Il matrimonio si ridurrà a un contratto qualunque

di Luca Doninelli

M atrimoni gay? No, grazie.
E a dirlo è uno come me, che ai gay deve molto, moltissimo. Allievo di Giovanni Testori, dopo la morte di mio padre posso dire di avere avuto proprio in lui un secondo padre. Il grande scrittore seppe esercitare la sua paternità spirituale su me e su molti altri giovani con grande magnanimità.
Dopo di lui ho incontrato tanti amici sulla mia strada, tanti straordinari amici gay, alcuni dei quali sono parte integrante della storia della mia vita. Persone non solo brillanti fino alla genialità, ma anche profondamente serie. Due di questi miei amici si sono amati per decenni di un amore forse dapprima folle, trasgressivo, ma poi attento, tenero, soccorrevole: un amore che ha attraversato molti momenti drammatici.
Ciò nonostante, nulla è più lontano dall'idea che mi sono fatto di queste persone di quella di matrimonio. Sono favorevole a un riconoscimento e a una regolamentazione giuridica delle unioni gay, perché una vita è una vita per tutti, a prescindere dalla propensione sessuale. Ma la propensione sessuale non è esattamente una scelta sessuale. E «parità» non significa svuotare di significato le parole.
È vero, «matrimonio» e «patrimonio» sono parole un po' vecchie, fondate sull'idea che mestiere degli uomini è fare i soldi, mentre quello delle donne è fare figli.
Ma c'è anche un'altra idea: quella del tramandare, della tradizione.
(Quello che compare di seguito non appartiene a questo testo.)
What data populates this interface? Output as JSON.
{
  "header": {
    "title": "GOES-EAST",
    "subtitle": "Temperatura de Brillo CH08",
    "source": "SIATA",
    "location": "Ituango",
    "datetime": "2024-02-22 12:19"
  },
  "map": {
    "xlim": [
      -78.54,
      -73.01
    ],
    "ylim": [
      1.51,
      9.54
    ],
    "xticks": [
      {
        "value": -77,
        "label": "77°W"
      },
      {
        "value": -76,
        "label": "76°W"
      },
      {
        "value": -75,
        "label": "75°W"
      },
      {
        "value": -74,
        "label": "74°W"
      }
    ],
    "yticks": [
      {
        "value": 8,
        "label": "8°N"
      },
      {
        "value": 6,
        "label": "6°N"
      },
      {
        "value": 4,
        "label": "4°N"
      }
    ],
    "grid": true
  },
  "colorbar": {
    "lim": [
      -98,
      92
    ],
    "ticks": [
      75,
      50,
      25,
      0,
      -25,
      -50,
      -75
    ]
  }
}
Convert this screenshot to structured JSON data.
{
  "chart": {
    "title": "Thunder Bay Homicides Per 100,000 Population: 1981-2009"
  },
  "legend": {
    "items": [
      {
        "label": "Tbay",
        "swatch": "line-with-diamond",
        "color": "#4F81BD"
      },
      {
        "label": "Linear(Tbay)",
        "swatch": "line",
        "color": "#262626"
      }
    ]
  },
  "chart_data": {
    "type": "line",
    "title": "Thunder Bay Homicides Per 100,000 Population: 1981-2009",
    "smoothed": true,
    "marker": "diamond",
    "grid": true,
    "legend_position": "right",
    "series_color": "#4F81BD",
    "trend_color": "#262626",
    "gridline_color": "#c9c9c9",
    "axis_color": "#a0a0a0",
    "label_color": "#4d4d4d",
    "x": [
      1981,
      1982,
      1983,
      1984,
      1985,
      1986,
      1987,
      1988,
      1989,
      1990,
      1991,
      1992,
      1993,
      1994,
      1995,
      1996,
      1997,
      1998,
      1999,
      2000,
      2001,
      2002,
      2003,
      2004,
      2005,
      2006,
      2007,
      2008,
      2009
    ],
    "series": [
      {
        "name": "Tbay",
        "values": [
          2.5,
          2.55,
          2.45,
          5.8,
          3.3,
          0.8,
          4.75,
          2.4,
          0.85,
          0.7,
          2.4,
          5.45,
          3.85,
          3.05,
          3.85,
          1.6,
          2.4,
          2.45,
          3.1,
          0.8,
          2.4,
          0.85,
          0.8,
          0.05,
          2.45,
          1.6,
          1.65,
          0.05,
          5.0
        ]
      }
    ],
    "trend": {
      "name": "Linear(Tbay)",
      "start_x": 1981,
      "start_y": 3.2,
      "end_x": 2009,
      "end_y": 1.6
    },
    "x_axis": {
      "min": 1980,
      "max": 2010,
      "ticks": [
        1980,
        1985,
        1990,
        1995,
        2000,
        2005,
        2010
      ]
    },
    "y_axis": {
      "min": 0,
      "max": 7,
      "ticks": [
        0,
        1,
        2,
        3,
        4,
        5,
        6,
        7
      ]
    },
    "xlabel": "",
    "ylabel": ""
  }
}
E come i patrimoni si trasmettono attraverso le generazioni, così i matrimoni sono l'inizio di una catena di discendenze, di un albero genealogico, che lega ogni uomo a volti, luoghi e tempi: le tre componenti di quel cemento che si chiama identità personale.
È vero che viviamo in un tempo di dissipazione dei patrimoni, e che tv e giornali ci insegnano quanti orrori possono nascere dentro un matrimonio. Ma da qui a dissipare il senso profondo di una parola ce ne vuole. Dal matrimonio nasce la famiglia, e la famiglia è un'esperienza unica, un bene culturale insostituibile, anche se l'insipienza umana la può trasformare in un inferno.
Questo non significa che anche all'interno di una comunità diversa si possa respirare un'aria di famiglia talora meravigliosa. Ma si tratta di fiori unici, che sono belli per la sorpresa che generano. La vita è capace di generare padri e madri da qualunque esperienza. Senza la sorpresa di ciò che è unico, non c'è bellezza, e senza bellezza non c'è vita. Dovremmo imparare a considerare speciale qualsiasi persona, perché così è.
Ma proprio per questo trovo che imporre lo statuto di «matrimonio» a ciò che è, semplicemente, un'altra cosa, sia un atto di violenza inutile.
Il male non sono certo le unioni tra gay. Il male è la riduzione del matrimonio a contratto come tutti gli altri, che perciò può essere esteso indifferentemente ad altri tipi di unioni. Il male è questo indefinito, progressivo, impoverimento dell'idea di uomo a numero. Il male è la burocratizzazione di tutto, che trasforma la bellezza imprevedibile della vita in un protocollo.
Per questo io sono per la tutela delle unioni gay, ma prima di questo sono per la tutela a oltranza del matrimonio e della famiglia così come la nostra civiltà li ha formulati, perché li ritengo un elemento fondamentale - e naturale - per la formazione della personalità umana. Come sostiene il cristianesimo nella sua inesauribile difesa della ragione umana.


Il matrimonio è un bene per tutti, con il quale tutte le personalità sorte secondo altre vie possano proficuamente confrontarsi.
Il resto (compresa questa insistenza sull'espressione «matrimonio gay») è, secondo me, pura demagogia.